In the final stages of development, these dynamic, modular assets are then produced and distributed with equally dynamic technology. At Publicis Production, we have a global team trained on a wide variety of tools that enable the highest level of scalable, dynamic production and distribution regardless of the medium.
According to our Global Production Strategic Operations Lead, Stephanie Mylam, “Scalability of personalization is only really possible when assets are built on platforms that automate versioning and asset optimization in real time. We’re excited to be leading the industry in proprietary tools and partnerships to deliver this kind of forward thinking innovation.”

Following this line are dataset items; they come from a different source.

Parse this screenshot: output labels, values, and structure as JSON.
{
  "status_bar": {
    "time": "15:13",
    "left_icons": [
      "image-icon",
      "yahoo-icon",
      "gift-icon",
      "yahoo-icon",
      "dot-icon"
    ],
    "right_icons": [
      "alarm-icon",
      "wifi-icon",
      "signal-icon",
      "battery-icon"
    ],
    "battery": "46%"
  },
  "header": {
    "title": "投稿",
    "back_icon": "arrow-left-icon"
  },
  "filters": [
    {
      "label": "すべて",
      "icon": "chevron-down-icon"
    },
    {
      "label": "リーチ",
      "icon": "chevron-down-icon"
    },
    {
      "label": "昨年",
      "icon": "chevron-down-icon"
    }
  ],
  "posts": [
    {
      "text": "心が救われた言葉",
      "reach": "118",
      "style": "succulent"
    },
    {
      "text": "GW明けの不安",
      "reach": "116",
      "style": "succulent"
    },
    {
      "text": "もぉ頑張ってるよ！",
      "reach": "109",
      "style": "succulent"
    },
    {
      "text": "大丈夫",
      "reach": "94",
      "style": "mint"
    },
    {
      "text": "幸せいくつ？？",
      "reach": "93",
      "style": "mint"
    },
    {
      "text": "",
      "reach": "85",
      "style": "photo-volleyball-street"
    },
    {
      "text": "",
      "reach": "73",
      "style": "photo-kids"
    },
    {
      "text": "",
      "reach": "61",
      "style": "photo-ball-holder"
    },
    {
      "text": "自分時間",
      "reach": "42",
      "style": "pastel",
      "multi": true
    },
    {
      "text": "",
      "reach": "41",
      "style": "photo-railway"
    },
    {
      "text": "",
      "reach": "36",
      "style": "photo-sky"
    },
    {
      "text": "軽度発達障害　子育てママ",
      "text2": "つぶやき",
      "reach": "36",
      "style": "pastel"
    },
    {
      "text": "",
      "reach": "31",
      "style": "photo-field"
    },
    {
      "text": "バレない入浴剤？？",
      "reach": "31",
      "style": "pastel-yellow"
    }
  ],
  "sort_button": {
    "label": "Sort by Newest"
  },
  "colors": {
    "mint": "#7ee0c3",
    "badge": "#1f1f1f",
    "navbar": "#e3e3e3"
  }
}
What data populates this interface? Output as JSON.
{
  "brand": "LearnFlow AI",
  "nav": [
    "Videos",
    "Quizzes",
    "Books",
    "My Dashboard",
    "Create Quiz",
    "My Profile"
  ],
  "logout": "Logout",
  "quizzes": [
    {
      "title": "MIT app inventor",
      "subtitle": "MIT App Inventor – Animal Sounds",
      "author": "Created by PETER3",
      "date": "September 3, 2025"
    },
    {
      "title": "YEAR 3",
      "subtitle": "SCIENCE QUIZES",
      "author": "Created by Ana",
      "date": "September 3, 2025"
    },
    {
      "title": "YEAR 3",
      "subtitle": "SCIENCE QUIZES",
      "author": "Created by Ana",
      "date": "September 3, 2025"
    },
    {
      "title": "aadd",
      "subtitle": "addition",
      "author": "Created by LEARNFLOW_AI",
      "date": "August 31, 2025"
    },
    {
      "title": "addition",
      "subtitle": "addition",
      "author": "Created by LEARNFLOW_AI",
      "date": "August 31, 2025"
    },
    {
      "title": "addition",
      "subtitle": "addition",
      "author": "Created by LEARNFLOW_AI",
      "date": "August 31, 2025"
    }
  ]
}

When assets exist in these dynamic forms, it’s also easy to add real-time measurement and optimization to every campaign. Not to mention incorporating contextual responsiveness to every creative execution.
Getting more personal doesn’t have to feel uncomfortable.
I can’t imagine a brand marketer who wouldn’t want their communications to feel as relevant as possible to each and every individual they reach. The benefits in terms of media performance and brand growth are clear. But admittedly, a change in thinking around campaign design– from fixed assets to dynamic platform ideas– might take some getting used to. Nevertheless, once you understand that the process you already follow doesn’t change, just the deliverables and creative approach at each step, you can start to map out your brand’s journey to more relevant and successful campaigns ahead.